By Tom Latek
Kentucky Today
The Kentucky Department of Education has reached a $350,000 settlement with ACT after it was found personal information about students who took the test was shared with postsecondary institutions, a violation of their contract with the KDE.
When students take the ACT, they have the option of sharing their information with postsecondary institutions through ACT’s Educational Opportunity Service, or EOS. This allows those institutions to identify students they may wish to send information to and possibly offer scholarships to upon application.
However, since the ACT is a required test for Kentucky students and all data generated from the test is owned by KDE, any information entered in this section should have been filtered out of the system and not been made available in EOS for sharing.
According to ACT, this happened due to a system updating error, resulting in student information erroneously being included in the EOS database for postsecondary access. As a result, some data gathered through the ACT were obtainable by postsecondary institutions with access to the EOS database between 2017 and 2020.
“After ACT discovered this issue, we acted immediately and coordinated with the Kentucky Department of Education,” said Catherine Hofmann, ACT vice president of state and federal programs. “ACT has removed impacted student records from the EOS database so that your data will not be shared going forward.”
They have also identified the root cause of the issue and has corrected it. After investigation, ACT is not aware of any breach or misuse of the data, said Hofmann.
“ACT values and respects the privacy of your information and apologize for this issue. We regret any inconvenience this may have caused,” she said.
Education Commissioner Jason E. Glass said he is disappointed this system error occurred but is thankful for the cooperation of ACT in working with the department to correct the issue and alert the affected students. Once ACT discovered the error, it notified every postsecondary institution that accessed the data to immediately destroy the information.

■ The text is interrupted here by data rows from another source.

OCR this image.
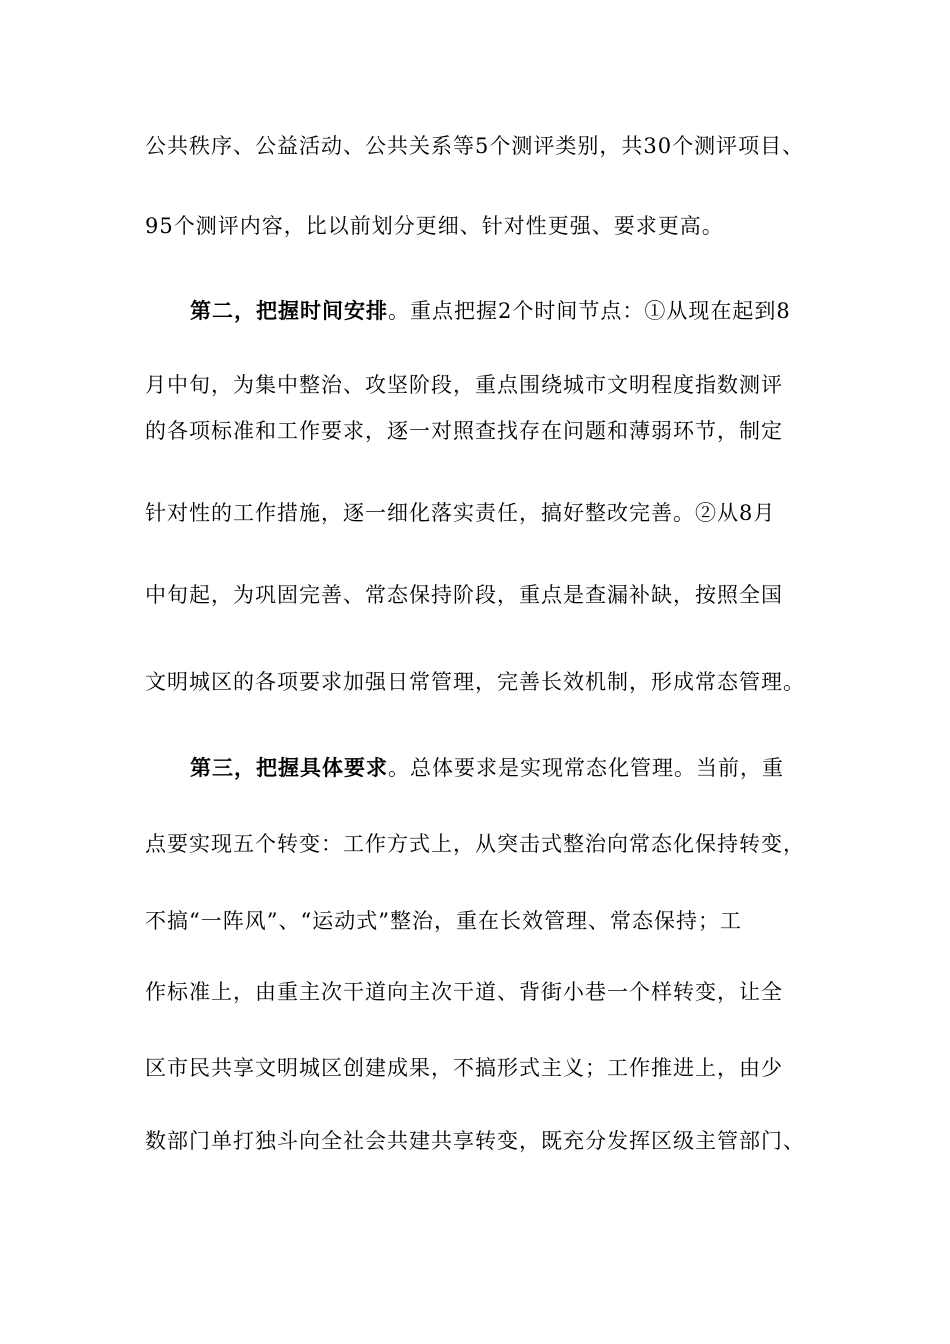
公共秩序、公益活动、公共关系等5个测评类别，共30个测评项目、
95个测评内容，比以前划分更细、针对性更强、要求更高。
第二，把握时间安排。重点把握2个时间节点：①从现在起到8
月中旬，为集中整治、攻坚阶段，重点围绕城市文明程度指数测评
的各项标准和工作要求，逐一对照查找存在问题和薄弱环节，制定
针对性的工作措施，逐一细化落实责任，搞好整改完善。②从8月
中旬起，为巩固完善、常态保持阶段，重点是查漏补缺，按照全国
文明城区的各项要求加强日常管理，完善长效机制，形成常态管理。
第三，把握具体要求。总体要求是实现常态化管理。当前，重
点要实现五个转变：工作方式上，从突击式整治向常态化保持转变，
不搞“一阵风”、“运动式”整治，重在长效管理、常态保持；工
作标准上，由重主次干道向主次干道、背街小巷一个样转变，让全
区市民共享文明城区创建成果，不搞形式主义；工作推进上，由少
数部门单打独斗向全社会共建共享转变，既充分发挥区级主管部门、
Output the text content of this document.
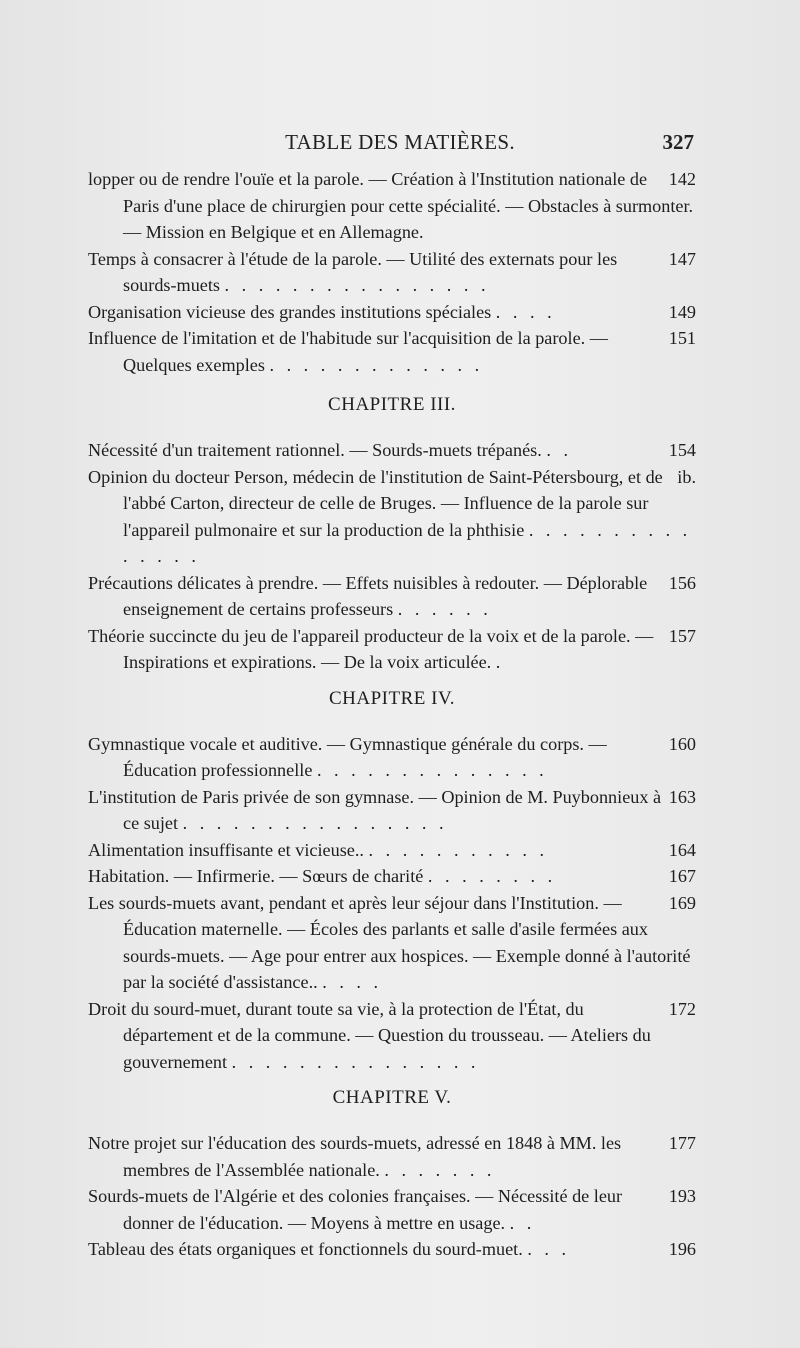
TABLE DES MATIÈRES.	327
142
lopper ou de rendre l'ouïe et la parole. — Création à l'Institution nationale de Paris d'une place de chirurgien pour cette spécialité. — Obstacles à surmonter. — Mission en Belgique et en Allemagne.
147
Temps à consacrer à l'étude de la parole. — Utilité des externats pour les sourds-muets . . . . . . . . . . . . . . . .
149
Organisation vicieuse des grandes institutions spéciales . . . .
151
Influence de l'imitation et de l'habitude sur l'acquisition de la parole. — Quelques exemples . . . . . . . . . . . . .
CHAPITRE III.
154
Nécessité d'un traitement rationnel. — Sourds-muets trépanés. . .
ib.
Opinion du docteur Person, médecin de l'institution de Saint-Pétersbourg, et de l'abbé Carton, directeur de celle de Bruges. — Influence de la parole sur l'appareil pulmonaire et sur la production de la phthisie . . . . . . . . . . . . . . .
156
Précautions délicates à prendre. — Effets nuisibles à redouter. — Déplorable enseignement de certains professeurs . . . . . .
157
Théorie succincte du jeu de l'appareil producteur de la voix et de la parole. — Inspirations et expirations. — De la voix articulée. .
CHAPITRE IV.
160
Gymnastique vocale et auditive. — Gymnastique générale du corps. — Éducation professionnelle . . . . . . . . . . . . . .
163
L'institution de Paris privée de son gymnase. — Opinion de M. Puybonnieux à ce sujet . . . . . . . . . . . . . . . .
164
Alimentation insuffisante et vicieuse.. . . . . . . . . . . .
167
Habitation. — Infirmerie. — Sœurs de charité . . . . . . . .
169
Les sourds-muets avant, pendant et après leur séjour dans l'Institution. — Éducation maternelle. — Écoles des parlants et salle d'asile fermées aux sourds-muets. — Age pour entrer aux hospices. — Exemple donné à l'autorité par la société d'assistance.. . . . .
172
Droit du sourd-muet, durant toute sa vie, à la protection de l'État, du département et de la commune. — Question du trousseau. — Ateliers du gouvernement . . . . . . . . . . . . . . .
CHAPITRE V.
177
Notre projet sur l'éducation des sourds-muets, adressé en 1848 à MM. les membres de l'Assemblée nationale. . . . . . . .
193
Sourds-muets de l'Algérie et des colonies françaises. — Nécessité de leur donner de l'éducation. — Moyens à mettre en usage. . .
196
Tableau des états organiques et fonctionnels du sourd-muet. . . .
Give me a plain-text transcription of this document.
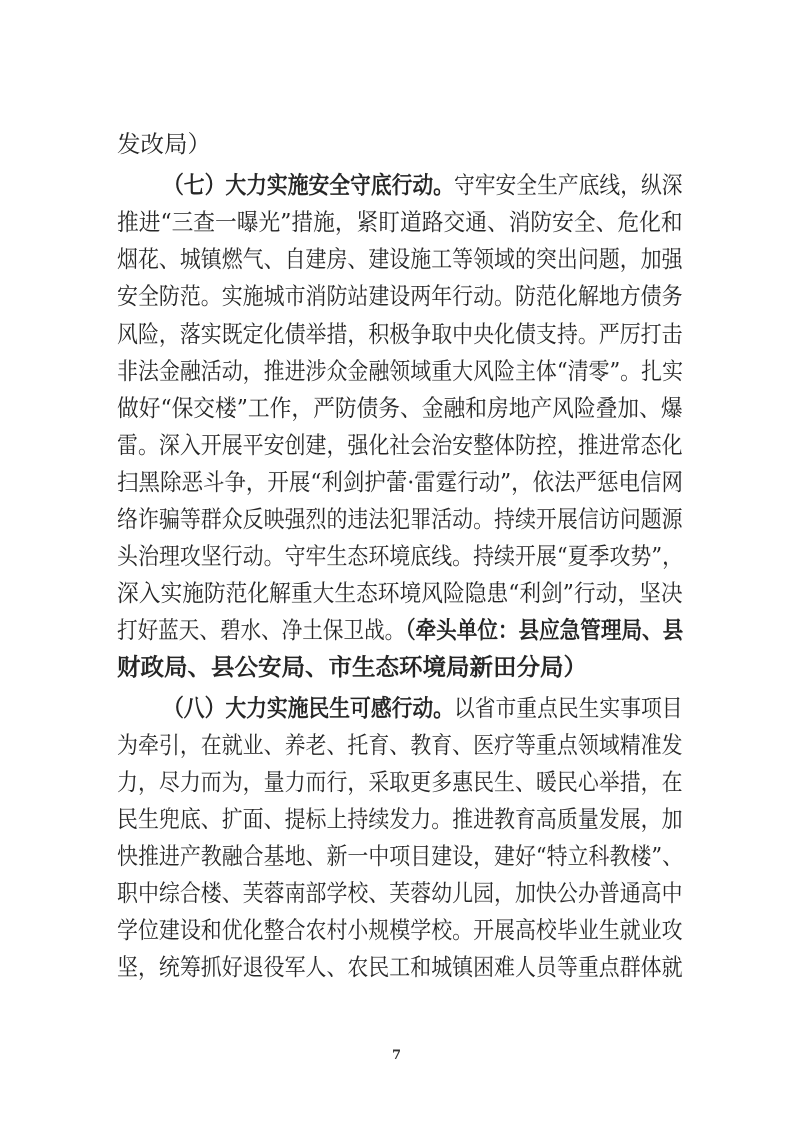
发改局）
（七）大力实施安全守底行动。守牢安全生产底线，纵深
推进“三查一曝光”措施，紧盯道路交通、消防安全、危化和
烟花、城镇燃气、自建房、建设施工等领域的突出问题，加强
安全防范。实施城市消防站建设两年行动。防范化解地方债务
风险，落实既定化债举措，积极争取中央化债支持。严厉打击
非法金融活动，推进涉众金融领域重大风险主体“清零”。扎实
做好“保交楼”工作，严防债务、金融和房地产风险叠加、爆
雷。深入开展平安创建，强化社会治安整体防控，推进常态化
扫黑除恶斗争，开展“利剑护蕾·雷霆行动”，依法严惩电信网
络诈骗等群众反映强烈的违法犯罪活动。持续开展信访问题源
头治理攻坚行动。守牢生态环境底线。持续开展“夏季攻势”，
深入实施防范化解重大生态环境风险隐患“利剑”行动，坚决
打好蓝天、碧水、净土保卫战。（牵头单位：县应急管理局、县
财政局、县公安局、市生态环境局新田分局）
（八）大力实施民生可感行动。以省市重点民生实事项目
为牵引，在就业、养老、托育、教育、医疗等重点领域精准发
力，尽力而为，量力而行，采取更多惠民生、暖民心举措，在
民生兜底、扩面、提标上持续发力。推进教育高质量发展，加
快推进产教融合基地、新一中项目建设，建好“特立科教楼”、
职中综合楼、芙蓉南部学校、芙蓉幼儿园，加快公办普通高中
学位建设和优化整合农村小规模学校。开展高校毕业生就业攻
坚，统筹抓好退役军人、农民工和城镇困难人员等重点群体就
7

It is important to note that the data shared erroneously by ACT was marked by students as information to share with colleges, Glass stated.
“This was not a data breach or anything similar,” he explained. “No information was shared about our students that they didn’t agree to share themselves. However, the sharing of this data directly violated our contract with ACT, and we are happy to hear they have corrected the matter.”
The state is receiving the $350,000 settlement as a credit to their costs to the testing firm.
ACT will begin notifying students who were affected and their families immediately.